Charlotte Mbabazi, a stock broker at Dyer and Blair lost her little angel when she was only one-day old in April 2010. Mbabazi says, that particular pregnancy was the worst she has experienced so far because it made her very weak so could not wait to hold the baby in her hands. At one time her cervix opened and she started bleeding; but the doctors contained it and she returned home. She was in labor for a week and so her and the baby got tired and was later induced.

At birth, Mbabazi says the baby was very weak and small so the doctors took her to a nursery. Mbabazi and her husband often went to the nursery to see and sing for her. what amazed her most was the fact that the baby could recognise their voices and turn around whenever they spoke.

She recalls a nurse at Nsambya hospital where she had given birth from calling her to the nursery only to find the baby bleeding from the ears and mouth. “It seemed like a bad dream and I kept wondering what I was going to tell my husband. Luckily, he immediately came in but on seeing the child he collapsed,” She narrates. Her pain wasn’t only about losing a child but also constant nagging from people who blamed her for the death of her own child. They always claimed that she had little faith in God and did not pray enough, so death was a sort of punishment.

Reality strikes
Mbabazi says she remained strong until the time of burial when the body was being lowered in the grave; that is when reality of not seeing her princess set in and she wept deeply. After burial, Mbabazi says she resolved not to cry again, something she held onto, until she went for Bible study at Calvary Chapel on Luwum Street in the city centre for six weeks after the demise.

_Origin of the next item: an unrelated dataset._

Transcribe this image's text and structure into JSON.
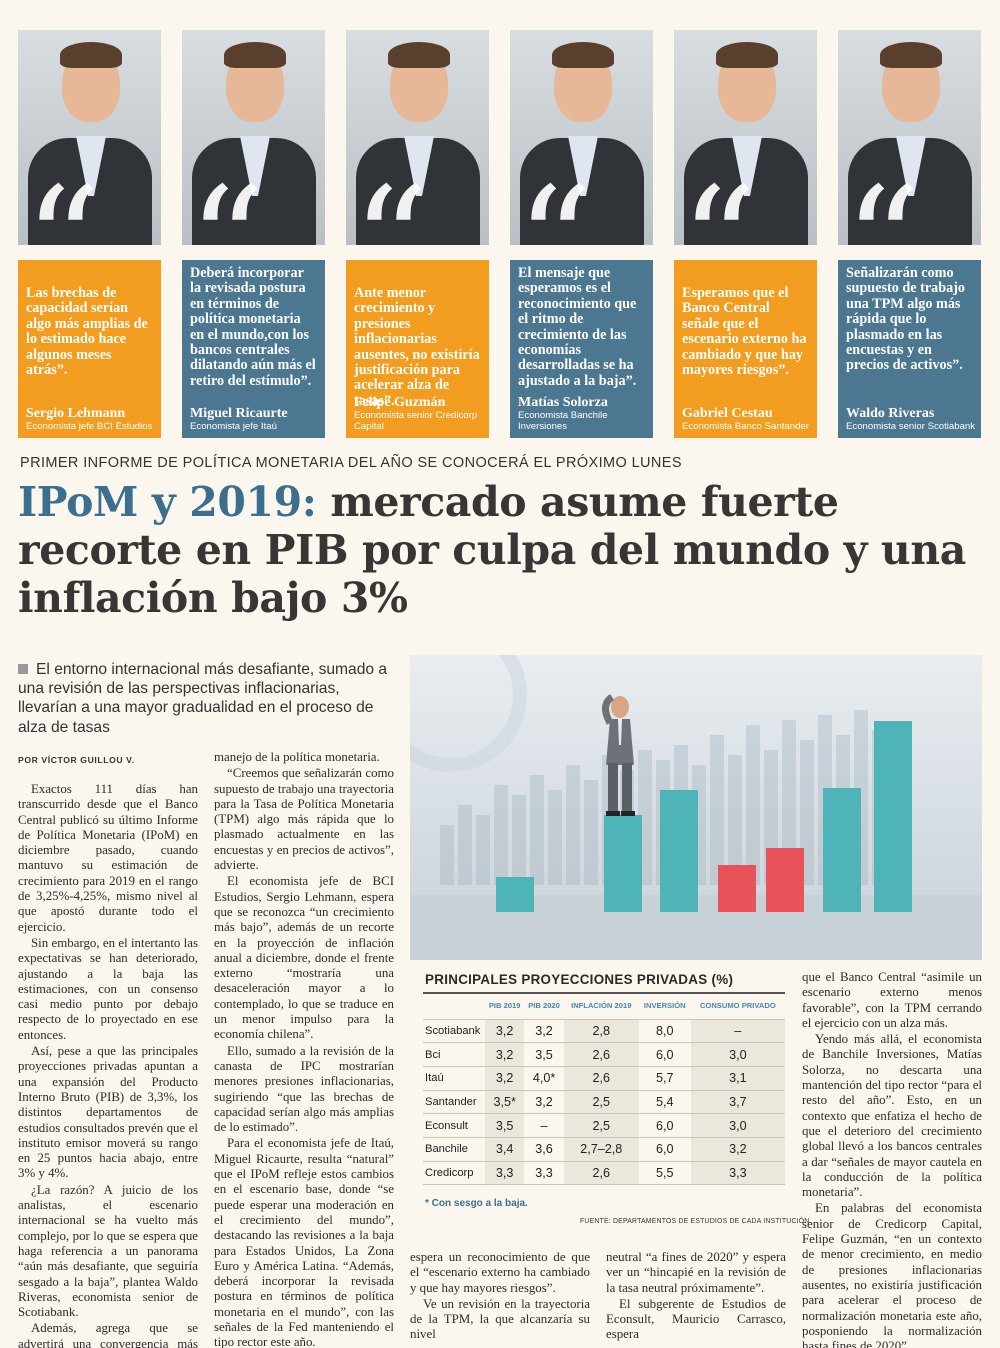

During fellowship, she cried out all her pain and the fellowship was dismissed, but that was the beginning of her healing. Then her husband’s support, talking about it with close friends and keeping herself busy, with housework contributed a lot to her healing. The support of friends some of whom paid the hospital bills and comforted her made them feel cared for. With constant prayers she moved on and nine months later conceived and gave birth to a beautiful baby girl.

COUNSELLOR’S TAKE

Coping after a child’s death varies from person. Parents who find themselves in such a situation could follow tips David Kavuma, a counselling psychologist at Mild May Uganda and Adonai Counselling and Training Services says.

Accept the loss. Parents should get used to a new life where this person is not in existence.

Cry out the pain. Crying is good because it acts as a pain-reliever and coping strategy. However, don’t let the grieving take too long, if you don’t seem to get over the pain, seek professional help.
Get emotional and social support. After burial, everyone goes away and loneliness sets in. Some people keep busy with work but if you don’t have any work to keep yourself busy with or energy to do it, encourage friends to keep coming over and praying with you. This will help you find comfort in God.

Talk about it. Much as it is not good for people around you to keep talking about similar situations, talking about it with close friends will help relieve the pain as the pain will be coming out.